During that first conflict, the Roman army at first had nearly taken the city of Jerusalem, but some communication problem made them withdraw before claiming victory. It was during the retreat that the Legion was destroyed.
It may be that God caused the Roman Legion to withdraw in order to allow the Christians in Jerusalem to leave the city before Jesus' prophecies about its destruction were fulfilled. All we know is what Eusebius tells us in Ecclesiastical History, III, 5,
"Further, the members of the Jerusalem church, by means of an oracle given by revelation to acceptable persons there, were ordered to leave the City before the war began and settle in a town in Perea called Pella. To Pella, those who believed in Christ migrated from Jerusalem; and as if holy men had utterly abandoned the royal metropolis of the Jews and the entire Jewish land, the judgment of God at last overtook them for their abominable crimes against Christ and His apostles, completely blotting out that wicked generation from among men."

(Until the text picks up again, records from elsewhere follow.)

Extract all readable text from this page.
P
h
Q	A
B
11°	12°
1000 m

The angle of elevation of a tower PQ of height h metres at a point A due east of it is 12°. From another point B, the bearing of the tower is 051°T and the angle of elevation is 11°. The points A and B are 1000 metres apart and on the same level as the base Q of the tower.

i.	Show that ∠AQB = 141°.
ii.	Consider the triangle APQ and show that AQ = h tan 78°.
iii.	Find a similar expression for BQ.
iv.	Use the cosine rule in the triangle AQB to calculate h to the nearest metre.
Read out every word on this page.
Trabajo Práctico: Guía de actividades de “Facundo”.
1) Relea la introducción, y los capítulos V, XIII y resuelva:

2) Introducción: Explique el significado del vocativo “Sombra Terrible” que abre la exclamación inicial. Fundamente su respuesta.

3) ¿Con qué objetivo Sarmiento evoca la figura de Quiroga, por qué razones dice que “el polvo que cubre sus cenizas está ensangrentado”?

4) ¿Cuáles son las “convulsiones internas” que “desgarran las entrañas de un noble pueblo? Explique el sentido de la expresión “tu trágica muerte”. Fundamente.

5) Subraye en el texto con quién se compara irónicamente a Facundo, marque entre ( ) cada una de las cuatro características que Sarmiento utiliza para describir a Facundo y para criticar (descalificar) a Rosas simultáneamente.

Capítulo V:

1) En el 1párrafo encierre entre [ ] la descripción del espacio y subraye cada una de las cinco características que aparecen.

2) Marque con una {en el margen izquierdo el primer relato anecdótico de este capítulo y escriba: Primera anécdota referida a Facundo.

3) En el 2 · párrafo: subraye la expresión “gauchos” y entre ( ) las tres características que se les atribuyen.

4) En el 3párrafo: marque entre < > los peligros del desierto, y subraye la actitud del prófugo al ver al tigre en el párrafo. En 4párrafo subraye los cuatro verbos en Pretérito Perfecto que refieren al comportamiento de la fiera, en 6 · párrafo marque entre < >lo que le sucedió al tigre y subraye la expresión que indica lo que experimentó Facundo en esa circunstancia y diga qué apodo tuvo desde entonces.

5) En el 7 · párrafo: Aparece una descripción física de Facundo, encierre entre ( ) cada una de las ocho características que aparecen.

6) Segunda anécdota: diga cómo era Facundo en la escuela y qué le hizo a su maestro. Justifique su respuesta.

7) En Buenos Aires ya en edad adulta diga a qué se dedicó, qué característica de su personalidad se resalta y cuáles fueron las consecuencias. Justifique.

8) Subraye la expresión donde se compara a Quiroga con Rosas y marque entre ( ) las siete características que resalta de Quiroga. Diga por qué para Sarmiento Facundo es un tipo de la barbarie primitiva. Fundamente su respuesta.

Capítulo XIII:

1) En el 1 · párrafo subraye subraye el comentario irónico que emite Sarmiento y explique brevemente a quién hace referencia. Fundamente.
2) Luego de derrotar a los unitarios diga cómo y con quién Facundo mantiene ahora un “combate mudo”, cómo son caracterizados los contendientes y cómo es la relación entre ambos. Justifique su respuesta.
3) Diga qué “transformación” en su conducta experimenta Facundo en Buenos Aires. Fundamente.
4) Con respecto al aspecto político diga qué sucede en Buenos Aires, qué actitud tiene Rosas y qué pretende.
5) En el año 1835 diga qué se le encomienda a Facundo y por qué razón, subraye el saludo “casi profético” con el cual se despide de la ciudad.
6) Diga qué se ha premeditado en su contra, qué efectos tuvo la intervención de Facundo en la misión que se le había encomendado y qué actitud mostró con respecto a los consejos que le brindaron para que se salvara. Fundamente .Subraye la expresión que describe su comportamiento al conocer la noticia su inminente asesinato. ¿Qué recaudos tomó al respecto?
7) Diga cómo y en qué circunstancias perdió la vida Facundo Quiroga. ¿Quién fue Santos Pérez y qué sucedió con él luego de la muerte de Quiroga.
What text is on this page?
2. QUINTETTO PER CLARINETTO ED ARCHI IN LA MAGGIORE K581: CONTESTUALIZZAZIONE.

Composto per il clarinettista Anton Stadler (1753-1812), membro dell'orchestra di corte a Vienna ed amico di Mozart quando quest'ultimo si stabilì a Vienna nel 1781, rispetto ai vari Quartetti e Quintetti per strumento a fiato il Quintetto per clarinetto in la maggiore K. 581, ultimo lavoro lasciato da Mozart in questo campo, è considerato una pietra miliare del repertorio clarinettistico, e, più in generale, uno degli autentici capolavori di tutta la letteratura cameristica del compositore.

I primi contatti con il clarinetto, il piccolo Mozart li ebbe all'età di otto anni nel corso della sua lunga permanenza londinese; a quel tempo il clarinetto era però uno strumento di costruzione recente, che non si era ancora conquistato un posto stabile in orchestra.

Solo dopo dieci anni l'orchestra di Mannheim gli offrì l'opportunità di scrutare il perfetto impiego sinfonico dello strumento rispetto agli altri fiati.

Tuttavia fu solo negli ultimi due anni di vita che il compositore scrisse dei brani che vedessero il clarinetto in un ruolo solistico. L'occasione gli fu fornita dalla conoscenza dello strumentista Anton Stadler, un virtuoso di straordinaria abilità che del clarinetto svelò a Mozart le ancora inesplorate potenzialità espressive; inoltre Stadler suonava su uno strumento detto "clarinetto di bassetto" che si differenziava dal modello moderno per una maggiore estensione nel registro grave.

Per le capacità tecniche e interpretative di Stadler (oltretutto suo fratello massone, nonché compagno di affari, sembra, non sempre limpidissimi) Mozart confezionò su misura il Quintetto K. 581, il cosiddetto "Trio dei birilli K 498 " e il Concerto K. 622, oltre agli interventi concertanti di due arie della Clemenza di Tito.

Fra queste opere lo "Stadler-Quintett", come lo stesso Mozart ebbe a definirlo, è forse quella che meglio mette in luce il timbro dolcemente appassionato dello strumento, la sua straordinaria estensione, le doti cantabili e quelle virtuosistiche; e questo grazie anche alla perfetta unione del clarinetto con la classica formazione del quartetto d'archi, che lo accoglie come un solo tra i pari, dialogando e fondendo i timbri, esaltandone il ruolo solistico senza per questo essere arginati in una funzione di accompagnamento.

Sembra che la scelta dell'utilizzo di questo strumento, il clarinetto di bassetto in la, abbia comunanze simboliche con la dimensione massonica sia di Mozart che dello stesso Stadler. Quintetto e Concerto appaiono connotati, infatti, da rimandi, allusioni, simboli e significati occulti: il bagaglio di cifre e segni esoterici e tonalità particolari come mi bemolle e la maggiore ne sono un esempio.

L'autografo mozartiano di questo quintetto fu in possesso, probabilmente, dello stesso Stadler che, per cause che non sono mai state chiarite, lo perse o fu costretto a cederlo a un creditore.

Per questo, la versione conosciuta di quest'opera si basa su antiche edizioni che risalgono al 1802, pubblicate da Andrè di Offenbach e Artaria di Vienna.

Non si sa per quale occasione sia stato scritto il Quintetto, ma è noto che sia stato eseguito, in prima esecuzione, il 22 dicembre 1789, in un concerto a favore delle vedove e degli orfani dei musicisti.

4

Eusebius did not define what he meant by "before the war began." Was this before the 12th Legion was destroyed? Or was it the inevitable war that came in 67 A.D. when Rome brought retribution to avenge the 12th Legion? Whatever the case, the Jerusalem church remembered Jesus' words, and apparently also received prophetic utterances at the point of danger, which told them not only to leave but also where to go. They went to Perea, which was beyond the Jordan River. In other words, they left Judea altogether. See the map at:
https://www.gods-kingdom-ministries.net/files/1913/4817/6961/Palestine.pdf
Looking ahead to today, I believe that a similar evacuation will take place among the Christians in the present-day Israeli state who take heed to the prophetic word today. Those who do not do so will probably suffer the fate of the rest of the population when Jerusalem is destroyed again for the final time. When that day arrives, then will the prophecy of Jeremiah 19:11 be fulfilled, and Jerusalem will be destroyed in such a way that it will never again be rebuilt.